“How would you feel if you stepped out of blinding darkness into the light? That is what the gift of literacy does to you,” says 46-year-old Asha Devi residing in Narayanpur, Rajasthan. As a young girl, she did not pay much heed to her parents’ efforts to send her to the local school.
However, as she grew older she started to perceive the handicap that illiteracy brings. She was naturally inclined to stitching and tailoring but with no way to write down measurements, women complained her clothes didn’t fit well and her work didn’t take off. Her fate turned when Tata Consultancy Services (TCS) came to her village to launch the Adult Literacy Programme. Asha enrolled herself and learned to read and write.
To say her business took off would be an understatement. Asha runs a tailoring class out of her home today where she imparts training to five students at a time. They are assured a monthly income of Rs. 5,000 per month after taking her course. Her students seem to be making that kind of profit since no one has asked for her fees back. When she’s not teaching how to cut and sew, Asha Devi is stitching clothes for her regular clients. This is the transformational power of literacy.
On International Literacy Day 2020, we commend the difference that adult literacy CSR campaigns have made to people’s lives and livelihoods. International Literacy Day is celebrated on September 8 every year. The practice was started by UNESCO more than 50 years ago as a call for more literate societies. The importance of literacy and numeracy in children and grown-ups cannot be emphasised enough. It opens the doors to livelihood, economic self-reliance, better health and nutrition, and freedom from various kinds of exploitation.
Theme for International Literacy Day 2020
The pandemic has taken over the collective consciousness. Naturally, International Literacy Day 2020 won’t veer far off course from the global sentiment. The theme for this year is: ‘Literacy teaching and learning in the COVID-19 crisis and beyond’.
The focus is on lifelong learning, so the spotlight is on youth and adult literacy. The coronavirus pandemic is an uneasy reminder of the gap between policy discourse and reality: a gap that already existed in the pre-COVID-19 era and negatively affects the learning of youth and adults, who have no or low literacy skills, and therefore, tend to face multiple disadvantages. The pertinent question is: How can we effectively position youth and adult literacy learning in global and national responses and in strategies for the recovery and resilience-building phase?
This is where corporate social responsibility (CSR) programmes in adult literacy come into the picture.
CSR for adult literacy:
1. Adult Literacy Programme (TCS)
TCS set up an Adult Literacy Programme (ALP) in the year 2000 to augment the Indian government’s efforts. This flagship CSR programme won 2018 India Digital Awards in the category of Digital Social and Economic Empowerment. The same year, ALP won the SABERA award in the Responsible Business category.
TCS developed a Computer Based Functional Literacy (CBFL) solution to accelerate adult literacy in the country. The CBFL solution supports non-literate adult learners to easily achieve literacy in their native language. CBFL is an innovative teaching method based on Information and Communications Technology (ICT). It uses animated graphic patterns for easy visual and auditory learning, and enables functional literacy in approximately 50 learning hours.
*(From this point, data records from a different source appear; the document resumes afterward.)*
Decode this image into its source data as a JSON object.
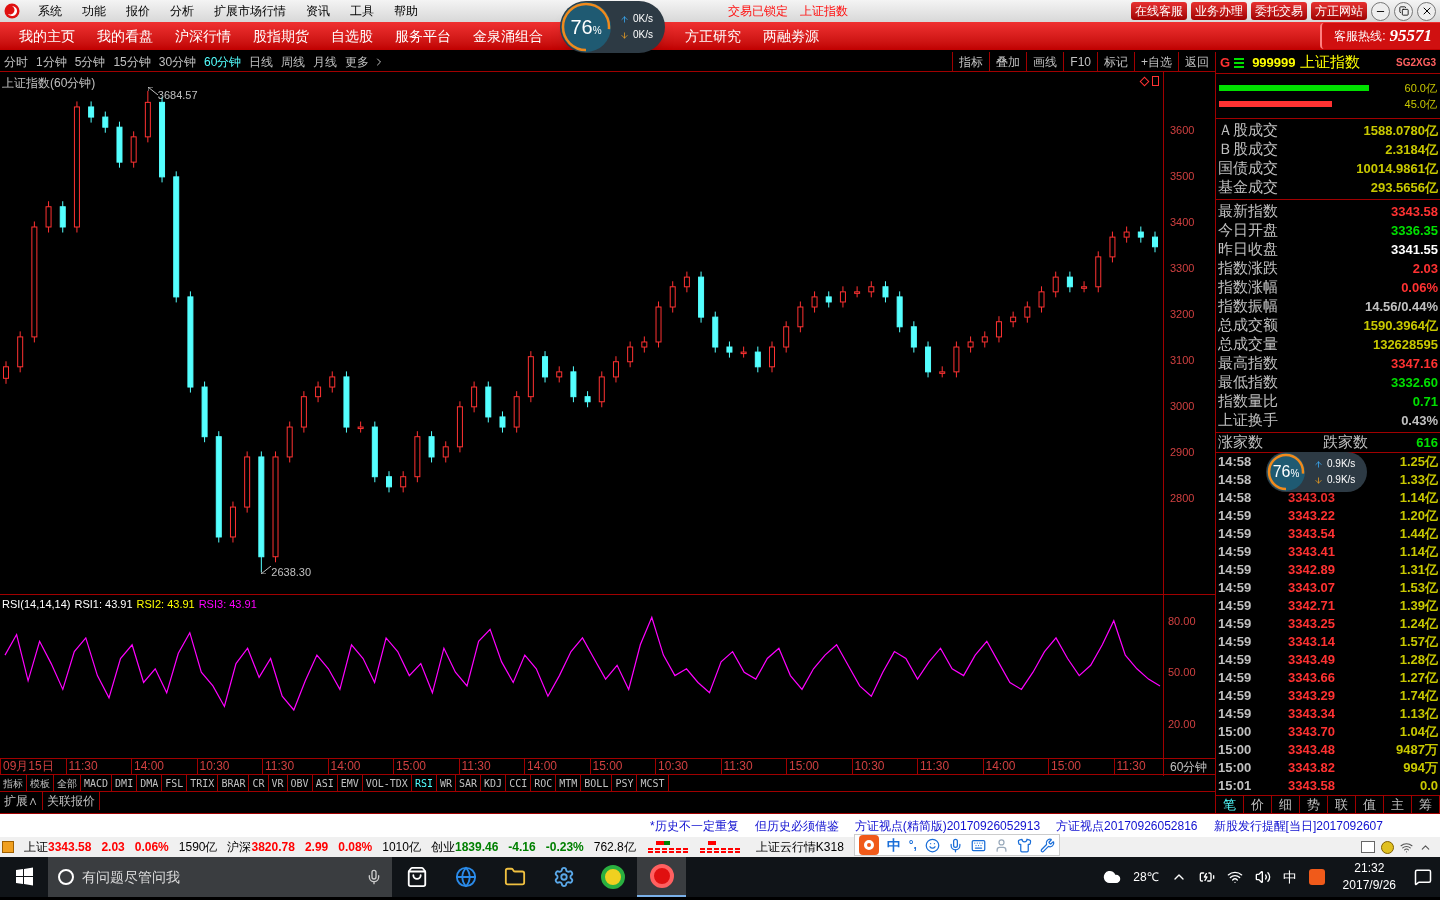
{
  "menu_bar": {
    "items": [
      "系统",
      "功能",
      "报价",
      "分析",
      "扩展市场行情",
      "资讯",
      "工具",
      "帮助"
    ],
    "status_texts": [
      "交易已锁定",
      "上证指数"
    ],
    "buttons": [
      "在线客服",
      "业务办理",
      "委托交易",
      "方正网站"
    ]
  },
  "nav": {
    "items": [
      "我的主页",
      "我的看盘",
      "沪深行情",
      "股指期货",
      "自选股",
      "服务平台",
      "金泉涌组合",
      "方正研究",
      "两融劵源"
    ],
    "hotline_label": "客服热线:",
    "hotline_number": "95571"
  },
  "speed_widgets": [
    {
      "percent": "76",
      "unit": "%",
      "up": "0K/s",
      "down": "0K/s"
    },
    {
      "percent": "76",
      "unit": "%",
      "up": "0.9K/s",
      "down": "0.9K/s"
    }
  ],
  "period_tabs": [
    {
      "label": "分时",
      "selected": false
    },
    {
      "label": "1分钟",
      "selected": false
    },
    {
      "label": "5分钟",
      "selected": false
    },
    {
      "label": "15分钟",
      "selected": false
    },
    {
      "label": "30分钟",
      "selected": false
    },
    {
      "label": "60分钟",
      "selected": true
    },
    {
      "label": "日线",
      "selected": false
    },
    {
      "label": "周线",
      "selected": false
    },
    {
      "label": "月线",
      "selected": false
    },
    {
      "label": "更多",
      "selected": false
    }
  ],
  "chart_tools": [
    "指标",
    "叠加",
    "画线",
    "F10",
    "标记",
    "+自选",
    "返回"
  ],
  "price_chart": {
    "title": "上证指数(60分钟)",
    "high_label": "3684.57",
    "low_label": "2638.30",
    "chart_data": {
      "type": "candlestick",
      "ylim": [
        2591,
        3726
      ],
      "yticks": [
        2800,
        2900,
        3000,
        3100,
        3200,
        3300,
        3400,
        3500,
        3600
      ],
      "ohlc": [
        [
          3060,
          3097,
          3048,
          3085
        ],
        [
          3085,
          3162,
          3073,
          3150
        ],
        [
          3150,
          3401,
          3138,
          3389
        ],
        [
          3389,
          3445,
          3377,
          3433
        ],
        [
          3433,
          3445,
          3377,
          3389
        ],
        [
          3389,
          3662,
          3377,
          3650
        ],
        [
          3650,
          3662,
          3616,
          3628
        ],
        [
          3628,
          3640,
          3594,
          3606
        ],
        [
          3606,
          3618,
          3518,
          3530
        ],
        [
          3530,
          3597,
          3518,
          3585
        ],
        [
          3585,
          3685,
          3573,
          3660
        ],
        [
          3660,
          3672,
          3486,
          3498
        ],
        [
          3498,
          3510,
          3225,
          3237
        ],
        [
          3237,
          3249,
          3029,
          3041
        ],
        [
          3041,
          3053,
          2921,
          2933
        ],
        [
          2933,
          2945,
          2703,
          2715
        ],
        [
          2715,
          2792,
          2703,
          2780
        ],
        [
          2780,
          2901,
          2768,
          2889
        ],
        [
          2889,
          2901,
          2638,
          2672
        ],
        [
          2672,
          2901,
          2660,
          2889
        ],
        [
          2889,
          2966,
          2877,
          2954
        ],
        [
          2954,
          3032,
          2942,
          3020
        ],
        [
          3020,
          3053,
          3008,
          3041
        ],
        [
          3041,
          3075,
          3029,
          3063
        ],
        [
          3063,
          3075,
          2942,
          2954
        ],
        [
          2954,
          2966,
          2942,
          2954
        ],
        [
          2954,
          2966,
          2834,
          2846
        ],
        [
          2846,
          2858,
          2812,
          2824
        ],
        [
          2824,
          2858,
          2812,
          2846
        ],
        [
          2846,
          2945,
          2834,
          2933
        ],
        [
          2933,
          2945,
          2877,
          2889
        ],
        [
          2889,
          2923,
          2877,
          2911
        ],
        [
          2911,
          3010,
          2899,
          2998
        ],
        [
          2998,
          3053,
          2986,
          3041
        ],
        [
          3041,
          3053,
          2964,
          2976
        ],
        [
          2976,
          2988,
          2942,
          2954
        ],
        [
          2954,
          3032,
          2942,
          3020
        ],
        [
          3020,
          3119,
          3008,
          3107
        ],
        [
          3107,
          3119,
          3051,
          3063
        ],
        [
          3063,
          3086,
          3051,
          3074
        ],
        [
          3074,
          3086,
          3008,
          3020
        ],
        [
          3020,
          3032,
          2997,
          3009
        ],
        [
          3009,
          3075,
          2997,
          3063
        ],
        [
          3063,
          3108,
          3051,
          3096
        ],
        [
          3096,
          3140,
          3084,
          3128
        ],
        [
          3128,
          3151,
          3116,
          3139
        ],
        [
          3139,
          3227,
          3127,
          3215
        ],
        [
          3215,
          3271,
          3203,
          3259
        ],
        [
          3259,
          3292,
          3247,
          3280
        ],
        [
          3280,
          3292,
          3181,
          3193
        ],
        [
          3193,
          3205,
          3116,
          3128
        ],
        [
          3128,
          3140,
          3105,
          3117
        ],
        [
          3117,
          3129,
          3105,
          3117
        ],
        [
          3117,
          3129,
          3073,
          3085
        ],
        [
          3085,
          3140,
          3073,
          3128
        ],
        [
          3128,
          3184,
          3116,
          3172
        ],
        [
          3172,
          3227,
          3160,
          3215
        ],
        [
          3215,
          3249,
          3203,
          3237
        ],
        [
          3237,
          3249,
          3214,
          3226
        ],
        [
          3226,
          3260,
          3214,
          3248
        ],
        [
          3248,
          3260,
          3236,
          3248
        ],
        [
          3248,
          3271,
          3236,
          3259
        ],
        [
          3259,
          3271,
          3225,
          3237
        ],
        [
          3237,
          3249,
          3160,
          3172
        ],
        [
          3172,
          3184,
          3116,
          3128
        ],
        [
          3128,
          3140,
          3062,
          3074
        ],
        [
          3074,
          3086,
          3062,
          3074
        ],
        [
          3074,
          3140,
          3062,
          3128
        ],
        [
          3128,
          3151,
          3116,
          3139
        ],
        [
          3139,
          3162,
          3127,
          3150
        ],
        [
          3150,
          3195,
          3138,
          3183
        ],
        [
          3183,
          3205,
          3171,
          3193
        ],
        [
          3193,
          3227,
          3181,
          3215
        ],
        [
          3215,
          3260,
          3203,
          3248
        ],
        [
          3248,
          3292,
          3236,
          3280
        ],
        [
          3280,
          3292,
          3247,
          3259
        ],
        [
          3259,
          3271,
          3247,
          3259
        ],
        [
          3259,
          3336,
          3247,
          3324
        ],
        [
          3324,
          3379,
          3312,
          3367
        ],
        [
          3367,
          3390,
          3355,
          3378
        ],
        [
          3378,
          3390,
          3355,
          3367
        ],
        [
          3367,
          3379,
          3334,
          3346
        ]
      ]
    }
  },
  "rsi_chart": {
    "legend": [
      {
        "text": "RSI(14,14,14)",
        "color": "#ffffff"
      },
      {
        "text": "RSI1: 43.91",
        "color": "#ffffff"
      },
      {
        "text": "RSI2: 43.91",
        "color": "#ffff00"
      },
      {
        "text": "RSI3: 43.91",
        "color": "#ff00ff"
      }
    ],
    "chart_data": {
      "type": "line",
      "ylim": [
        0,
        95
      ],
      "yticks": [
        {
          "value": 20,
          "label": "20.00"
        },
        {
          "value": 50,
          "label": "50.00"
        },
        {
          "value": 80,
          "label": "80.00"
        }
      ],
      "series": [
        {
          "color": "#ff00ff",
          "values": [
            60,
            72,
            45,
            68,
            55,
            40,
            62,
            70,
            48,
            35,
            58,
            66,
            44,
            52,
            38,
            61,
            73,
            50,
            42,
            30,
            55,
            64,
            47,
            58,
            36,
            28,
            45,
            60,
            52,
            40,
            66,
            58,
            44,
            70,
            62,
            48,
            55,
            38,
            64,
            50,
            42,
            68,
            75,
            56,
            44,
            60,
            52,
            36,
            48,
            62,
            70,
            58,
            46,
            54,
            40,
            66,
            82,
            60,
            48,
            52,
            44,
            38,
            56,
            62,
            50,
            46,
            58,
            64,
            48,
            40,
            52,
            60,
            66,
            54,
            42,
            36,
            50,
            62,
            58,
            46,
            56,
            64,
            52,
            48,
            60,
            68,
            56,
            44,
            40,
            50,
            62,
            70,
            58,
            48,
            54,
            66,
            80,
            60,
            52,
            46,
            42
          ]
        }
      ]
    }
  },
  "time_axis": {
    "labels": [
      "09月15日",
      "11:30",
      "14:00",
      "10:30",
      "11:30",
      "14:00",
      "15:00",
      "11:30",
      "14:00",
      "15:00",
      "10:30",
      "11:30",
      "15:00",
      "10:30",
      "11:30",
      "14:00",
      "15:00",
      "11:30"
    ],
    "period": "60分钟"
  },
  "indicator_tabs": [
    {
      "label": "指标",
      "selected": false
    },
    {
      "label": "模板",
      "selected": false
    },
    {
      "label": "全部",
      "selected": false
    },
    {
      "label": "MACD",
      "selected": false
    },
    {
      "label": "DMI",
      "selected": false
    },
    {
      "label": "DMA",
      "selected": false
    },
    {
      "label": "FSL",
      "selected": false
    },
    {
      "label": "TRIX",
      "selected": false
    },
    {
      "label": "BRAR",
      "selected": false
    },
    {
      "label": "CR",
      "selected": false
    },
    {
      "label": "VR",
      "selected": false
    },
    {
      "label": "OBV",
      "selected": false
    },
    {
      "label": "ASI",
      "selected": false
    },
    {
      "label": "EMV",
      "selected": false
    },
    {
      "label": "VOL-TDX",
      "selected": false
    },
    {
      "label": "RSI",
      "selected": true
    },
    {
      "label": "WR",
      "selected": false
    },
    {
      "label": "SAR",
      "selected": false
    },
    {
      "label": "KDJ",
      "selected": false
    },
    {
      "label": "CCI",
      "selected": false
    },
    {
      "label": "ROC",
      "selected": false
    },
    {
      "label": "MTM",
      "selected": false
    },
    {
      "label": "BOLL",
      "selected": false
    },
    {
      "label": "PSY",
      "selected": false
    },
    {
      "label": "MCST",
      "selected": false
    }
  ],
  "extra_tabs": [
    "扩展∧",
    "关联报价"
  ],
  "quote_panel": {
    "header": {
      "mark": "G",
      "code": "999999",
      "name": "上证指数",
      "tag": "SG2XG3"
    },
    "gauges": [
      {
        "color": "#00e000",
        "reading": "60.0亿"
      },
      {
        "color": "#ff3232",
        "reading": "45.0亿"
      }
    ],
    "turnover": [
      {
        "label": "Ａ股成交",
        "value": "1588.0780亿"
      },
      {
        "label": "Ｂ股成交",
        "value": "2.3184亿"
      },
      {
        "label": "国债成交",
        "value": "10014.9861亿"
      },
      {
        "label": "基金成交",
        "value": "293.5656亿"
      }
    ],
    "stats": [
      {
        "label": "最新指数",
        "value": "3343.58",
        "color": "#ff3232"
      },
      {
        "label": "今日开盘",
        "value": "3336.35",
        "color": "#00e000"
      },
      {
        "label": "昨日收盘",
        "value": "3341.55",
        "color": "#ffffff"
      },
      {
        "label": "指数涨跌",
        "value": "2.03",
        "color": "#ff3232"
      },
      {
        "label": "指数涨幅",
        "value": "0.06%",
        "color": "#ff3232"
      },
      {
        "label": "指数振幅",
        "value": "14.56/0.44%",
        "color": "#c0c0c0"
      },
      {
        "label": "总成交额",
        "value": "1590.3964亿",
        "color": "#c8c800"
      },
      {
        "label": "总成交量",
        "value": "132628595",
        "color": "#c8c800"
      },
      {
        "label": "最高指数",
        "value": "3347.16",
        "color": "#ff3232"
      },
      {
        "label": "最低指数",
        "value": "3332.60",
        "color": "#00e000"
      },
      {
        "label": "指数量比",
        "value": "0.71",
        "color": "#00e000"
      },
      {
        "label": "上证换手",
        "value": "0.43%",
        "color": "#c0c0c0"
      }
    ],
    "breadth": {
      "rise_label": "涨家数",
      "fall_label": "跌家数",
      "fall_value": "616"
    },
    "ticks": [
      {
        "time": "14:58",
        "amount": "1.25亿"
      },
      {
        "time": "14:58",
        "amount": "1.33亿"
      },
      {
        "time": "14:58",
        "price": "3343.03",
        "amount": "1.14亿"
      },
      {
        "time": "14:59",
        "price": "3343.22",
        "amount": "1.20亿"
      },
      {
        "time": "14:59",
        "price": "3343.54",
        "amount": "1.44亿"
      },
      {
        "time": "14:59",
        "price": "3343.41",
        "amount": "1.14亿"
      },
      {
        "time": "14:59",
        "price": "3342.89",
        "amount": "1.31亿"
      },
      {
        "time": "14:59",
        "price": "3343.07",
        "amount": "1.53亿"
      },
      {
        "time": "14:59",
        "price": "3342.71",
        "amount": "1.39亿"
      },
      {
        "time": "14:59",
        "price": "3343.25",
        "amount": "1.24亿"
      },
      {
        "time": "14:59",
        "price": "3343.14",
        "amount": "1.57亿"
      },
      {
        "time": "14:59",
        "price": "3343.49",
        "amount": "1.28亿"
      },
      {
        "time": "14:59",
        "price": "3343.66",
        "amount": "1.27亿"
      },
      {
        "time": "14:59",
        "price": "3343.29",
        "amount": "1.74亿"
      },
      {
        "time": "14:59",
        "price": "3343.34",
        "amount": "1.13亿"
      },
      {
        "time": "15:00",
        "price": "3343.70",
        "amount": "1.04亿"
      },
      {
        "time": "15:00",
        "price": "3343.48",
        "amount": "9487万"
      },
      {
        "time": "15:00",
        "price": "3343.82",
        "amount": "994万"
      },
      {
        "time": "15:01",
        "price": "3343.58",
        "amount": "0.0"
      }
    ],
    "tabs": [
      {
        "label": "笔",
        "selected": true
      },
      {
        "label": "价",
        "selected": false
      },
      {
        "label": "细",
        "selected": false
      },
      {
        "label": "势",
        "selected": false
      },
      {
        "label": "联",
        "selected": false
      },
      {
        "label": "值",
        "selected": false
      },
      {
        "label": "主",
        "selected": false
      },
      {
        "label": "筹",
        "selected": false
      }
    ]
  },
  "news_ticker": [
    "*历史不一定重复",
    "但历史必须借鉴",
    "方证视点(精简版)20170926052913",
    "方证视点20170926052816",
    "新股发行提醒[当日]2017092607"
  ],
  "status_bar": {
    "indices": [
      {
        "name": "上证",
        "value": "3343.58",
        "change": "2.03",
        "percent": "0.06%",
        "amount": "1590亿",
        "up": true
      },
      {
        "name": "沪深",
        "value": "3820.78",
        "change": "2.99",
        "percent": "0.08%",
        "amount": "1010亿",
        "up": true
      },
      {
        "name": "创业",
        "value": "1839.46",
        "change": "-4.16",
        "percent": "-0.23%",
        "amount": "762.8亿",
        "up": false
      }
    ],
    "server": "上证云行情K318",
    "ime_mode": "中",
    "ime_punct": "°,"
  },
  "taskbar": {
    "search_placeholder": "有问题尽管问我",
    "weather": "28℃",
    "input_mode": "中",
    "time": "21:32",
    "date": "2017/9/26"
  }
}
CBFL has three parts – Reading, WRiting and aRithmatic and is available in two forms. The first is the Puppet Theatre model involving animated puppetry built around a localized theme. The second is an Electronic Book or e-book, which is an electronic version of the NLMA primers. On completing this course, the adult learner acquires a vocabulary of about 700 commonly used words in their native language.
2. Gramshiksha Project (Nayara Energy)
The Gramshiksha project aims to ensure inclusive, equitable quality education as well as promote lifelong learning opportunities for all. The average literacy rate in the project area in Gujarat stood at 59%, which is lower than the district averages. Through multiple interventions, the project Gramshiksha worked towards improving access to education in 15 villages to both children and adults, covering an age group of 6-35 years.
The project endeavours to improve the quality of education through enrolment drives like Shala Praveshotsav, remedial teaching, ICT education, and annual cultural events. Gramshiksha established of 16 National Institute Open Schooling (NIOS) centres and promoting ICT education.
The CSR team engaged with the community through Gramshiksha centres, awareness campaigns and adult literacy classes to ensure equitable access to functional literacy. Across 15 villages, 16 Gramshiksha centres were established and 16 community volunteers trained to engage in various community and school interventions. 180 villagers learned to read and write in the adult literacy classes.
3. CSR project of JK Tyre
Adult literacy is a big part of the nation-building agenda of JK Tyre & Industries. The tyre brand is running an adult literacy programme at all manufacturing locations and has benefitted more than 40,000 rural women to become functionally literate. Other locations for the intervention Ekalavya Nagar, Palahalli, Soligara Colony, Gopalapura and Lingadevara Koppalu in Tamil Nadu. What makes this gender-positive initiative unique is that it reaches out to jail inmates as well. The company has set up permanent literacy centres in Central Jail, Mysore, where all the inmates who cannot read or write are being taught Kannada.